MORGANTOWN — It would be only fitting, were someone to take West Virginia’s crucial football game at Texas tonight and turn it into a full-length movie feature film, that it would be of the genre of the 1950’s monster movies.
You may recall seeing them — or certainly have heard of some of them — which included Creature From the Black Lagoon, Godzilla, The Blob, Monster From Green Hell, Monster From the Ocean Floor and, perhaps most fittingly, Monster on the Campus.
If such a step would be taken to memorialize the matchup between a pair of 2-2 football teams that kicks off at 7:30 p.m. in Austin on FS1, the groundwork has been laid in the pre-game hype for the most fitting of titles:
“Battle of the Three-Headed Monsters”
Indeed this week the stable of running backs on each side were referred to as “three-headed monster.” West Virginia sophomore Justin Jackson Jr., who had a breakout game in the Mountaineers 33-10 victory over Virginia Tech 10 days earlier dubbing the nickname upon the trio of running backs — himself, freshman sensation CJ Donaldson and junior Tony Mathis — who combined for 218 rush yards against Tech.
“We’re a three-headed monster,” Johnson said after he added 83 yards to the 106 Donaldson put on the board and the 43 that came from the starter Mathis before his playing time was cut short by an untimely fumble.
And, while WVU coach Neal Brown professed the respect he has for star Texas running back Bijan Robinson all week, he had that 1950ish kind of feat that came out of monster movies from a “three-headed monster” they have hidden in their running back room.
Robinson has proven himself over two years and Texas is pushing him for All-American and Heisman recognition.
“You can make a strong argument that he’s the best player in the country,” Brown said, but didn’t stop there. “Then they have Roschon Johnson and Keilan Robinson. All three running backs are special.”
While Texas leans more heavily on Bijan Robinson, who is so good in all areas of the game including pass protecting and lead blocking, to go with his obvious running and pass receiving skills, WVU is more balanced but is beginning to tip toward Donaldson.

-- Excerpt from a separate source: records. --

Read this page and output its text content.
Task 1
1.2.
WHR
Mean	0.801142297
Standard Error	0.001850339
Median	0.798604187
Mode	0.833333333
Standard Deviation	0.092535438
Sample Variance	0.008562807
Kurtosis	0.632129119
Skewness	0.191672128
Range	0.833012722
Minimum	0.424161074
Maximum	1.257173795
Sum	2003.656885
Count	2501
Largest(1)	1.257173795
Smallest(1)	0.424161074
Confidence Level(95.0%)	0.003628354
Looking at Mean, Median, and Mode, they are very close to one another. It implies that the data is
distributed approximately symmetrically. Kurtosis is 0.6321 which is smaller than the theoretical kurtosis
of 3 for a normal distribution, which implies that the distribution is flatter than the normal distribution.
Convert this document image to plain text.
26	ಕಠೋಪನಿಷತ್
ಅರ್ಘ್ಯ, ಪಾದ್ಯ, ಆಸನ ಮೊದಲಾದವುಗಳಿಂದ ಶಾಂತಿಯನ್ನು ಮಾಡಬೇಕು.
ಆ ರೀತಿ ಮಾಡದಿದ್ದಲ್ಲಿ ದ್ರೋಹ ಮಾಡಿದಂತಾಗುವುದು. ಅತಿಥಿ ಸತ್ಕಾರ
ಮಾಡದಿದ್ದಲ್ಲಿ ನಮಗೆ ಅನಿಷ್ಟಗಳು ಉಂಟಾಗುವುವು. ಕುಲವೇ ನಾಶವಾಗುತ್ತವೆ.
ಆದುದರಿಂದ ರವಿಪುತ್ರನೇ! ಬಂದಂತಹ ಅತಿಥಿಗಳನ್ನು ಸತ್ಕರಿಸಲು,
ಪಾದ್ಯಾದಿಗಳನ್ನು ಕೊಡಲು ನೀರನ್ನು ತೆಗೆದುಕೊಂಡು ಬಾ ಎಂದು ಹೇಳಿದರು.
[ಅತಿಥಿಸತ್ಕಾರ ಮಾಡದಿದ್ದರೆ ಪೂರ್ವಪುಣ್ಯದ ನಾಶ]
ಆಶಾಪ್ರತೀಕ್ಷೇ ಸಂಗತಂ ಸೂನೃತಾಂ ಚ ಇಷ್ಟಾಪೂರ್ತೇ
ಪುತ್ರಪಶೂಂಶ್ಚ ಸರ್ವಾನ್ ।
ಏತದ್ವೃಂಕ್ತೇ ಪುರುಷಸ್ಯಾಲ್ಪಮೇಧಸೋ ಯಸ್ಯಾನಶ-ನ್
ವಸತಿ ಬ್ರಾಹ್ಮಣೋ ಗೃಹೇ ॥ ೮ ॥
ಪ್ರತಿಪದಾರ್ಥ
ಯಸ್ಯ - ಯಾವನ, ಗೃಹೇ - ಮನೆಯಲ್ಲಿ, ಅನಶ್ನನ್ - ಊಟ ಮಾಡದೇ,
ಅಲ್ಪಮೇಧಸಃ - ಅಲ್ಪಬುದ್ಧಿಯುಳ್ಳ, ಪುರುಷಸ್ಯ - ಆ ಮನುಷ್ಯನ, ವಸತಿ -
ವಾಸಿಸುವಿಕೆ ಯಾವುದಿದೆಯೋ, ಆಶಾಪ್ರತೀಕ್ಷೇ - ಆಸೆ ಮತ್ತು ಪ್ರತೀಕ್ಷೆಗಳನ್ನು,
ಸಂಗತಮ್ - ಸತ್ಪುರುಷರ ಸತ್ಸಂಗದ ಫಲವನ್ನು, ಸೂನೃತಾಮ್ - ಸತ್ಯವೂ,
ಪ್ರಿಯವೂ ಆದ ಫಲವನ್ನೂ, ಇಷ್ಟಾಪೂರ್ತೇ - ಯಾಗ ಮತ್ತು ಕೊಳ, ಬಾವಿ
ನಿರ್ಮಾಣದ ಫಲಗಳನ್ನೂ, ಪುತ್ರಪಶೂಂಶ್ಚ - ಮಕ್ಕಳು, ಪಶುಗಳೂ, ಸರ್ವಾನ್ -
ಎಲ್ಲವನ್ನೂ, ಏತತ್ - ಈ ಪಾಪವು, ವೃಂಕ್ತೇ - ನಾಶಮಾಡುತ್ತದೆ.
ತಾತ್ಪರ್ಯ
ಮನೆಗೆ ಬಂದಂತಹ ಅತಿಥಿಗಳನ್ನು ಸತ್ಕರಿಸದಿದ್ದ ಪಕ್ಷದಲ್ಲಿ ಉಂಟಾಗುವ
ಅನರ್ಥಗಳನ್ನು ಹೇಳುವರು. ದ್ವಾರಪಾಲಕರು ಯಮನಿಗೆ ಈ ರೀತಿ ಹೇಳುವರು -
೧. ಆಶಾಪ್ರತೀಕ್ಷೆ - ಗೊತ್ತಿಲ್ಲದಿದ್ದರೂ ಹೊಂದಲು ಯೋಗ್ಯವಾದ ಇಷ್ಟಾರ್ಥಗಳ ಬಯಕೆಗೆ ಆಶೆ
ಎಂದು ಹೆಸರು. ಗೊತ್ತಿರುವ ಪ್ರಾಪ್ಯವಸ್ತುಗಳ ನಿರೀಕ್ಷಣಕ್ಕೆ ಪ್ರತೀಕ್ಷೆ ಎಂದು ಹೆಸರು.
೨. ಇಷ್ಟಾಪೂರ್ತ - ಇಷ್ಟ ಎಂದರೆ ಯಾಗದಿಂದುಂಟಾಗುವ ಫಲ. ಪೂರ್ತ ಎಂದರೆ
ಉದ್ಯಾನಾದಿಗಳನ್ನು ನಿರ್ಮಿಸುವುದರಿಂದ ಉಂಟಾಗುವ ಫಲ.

Not recruited as a running back, never having played there before and being moved there mostly as an experiment because the numbers were not what was needed there, Donaldson has caught the nation’s attention right from his first carry, a 44-yard burst against Pitt.
Three 100-yard rushing games out of his first four games have earned his head a spot there among the monsters.
Johnson, however, seemed to figure the game out against Virginia Tech with that 83-yard performance that included a late, key 6-yard touchdown run that put WVU up a couple of scores.
“The game is kind of slowing down for me as I’m starting to get more reps,” Johnson said. “I had to wait my turn, but that’s always the story. Just be patient and blessings will come. We’re all tremendous running backs; a three-headed monster. Me, CJ and Tony are really something special.
“I think we’re the best in the nation,” he concluded.
That may be a bit of hyperbole, but it certainly is a huge step forward in the running game from where WVU was in the first three years under Brown.
Johnson and Mathis offer a contrast to Donaldson. Both are evasive type runners while Donaldson, at 240 pounds, is more a power runner … but he is a unique one.
He has “evadability”, if we can coin a phrase that sounds like something out of TV ad.
He is slick with the ball as well as powerful, an inside runner who can get you a touchdown — he owns six of them — but also able to get to the corner and make the first man miss so he can build a head of steam downfield.
“We’ve been intentional about playing all three,” Brown said. “In the first half of every game we’ve played all three and we’ll continue with that. We may look at some multiple running back packages down the road, especially if all three of them continue to run the ball effectively and are unselfish.”
What they are doing, with a smart and crafty quarterback in JT Daniels and three solid receivers in Bryce Ford-Wheaton, Kaden Prather and Sam Jones, is play possession football, which appears to be the necessary ingredient to beat Texas.
The Longhorns were upset last week by Texas Tech as the Red Raiders ran 100 plays against them in an overtime game and WVU, beating Virginia Tech, had 32 first downs and ran 23 more plays than the Hokies.
“If we hold on to the football, stop the run and run the football we have a chance against anybody we play,” Brown said. “It’s going to be that way. Our league is getting some respect nationally now and if you look at it 1 through 10, there’s no layups on that card.”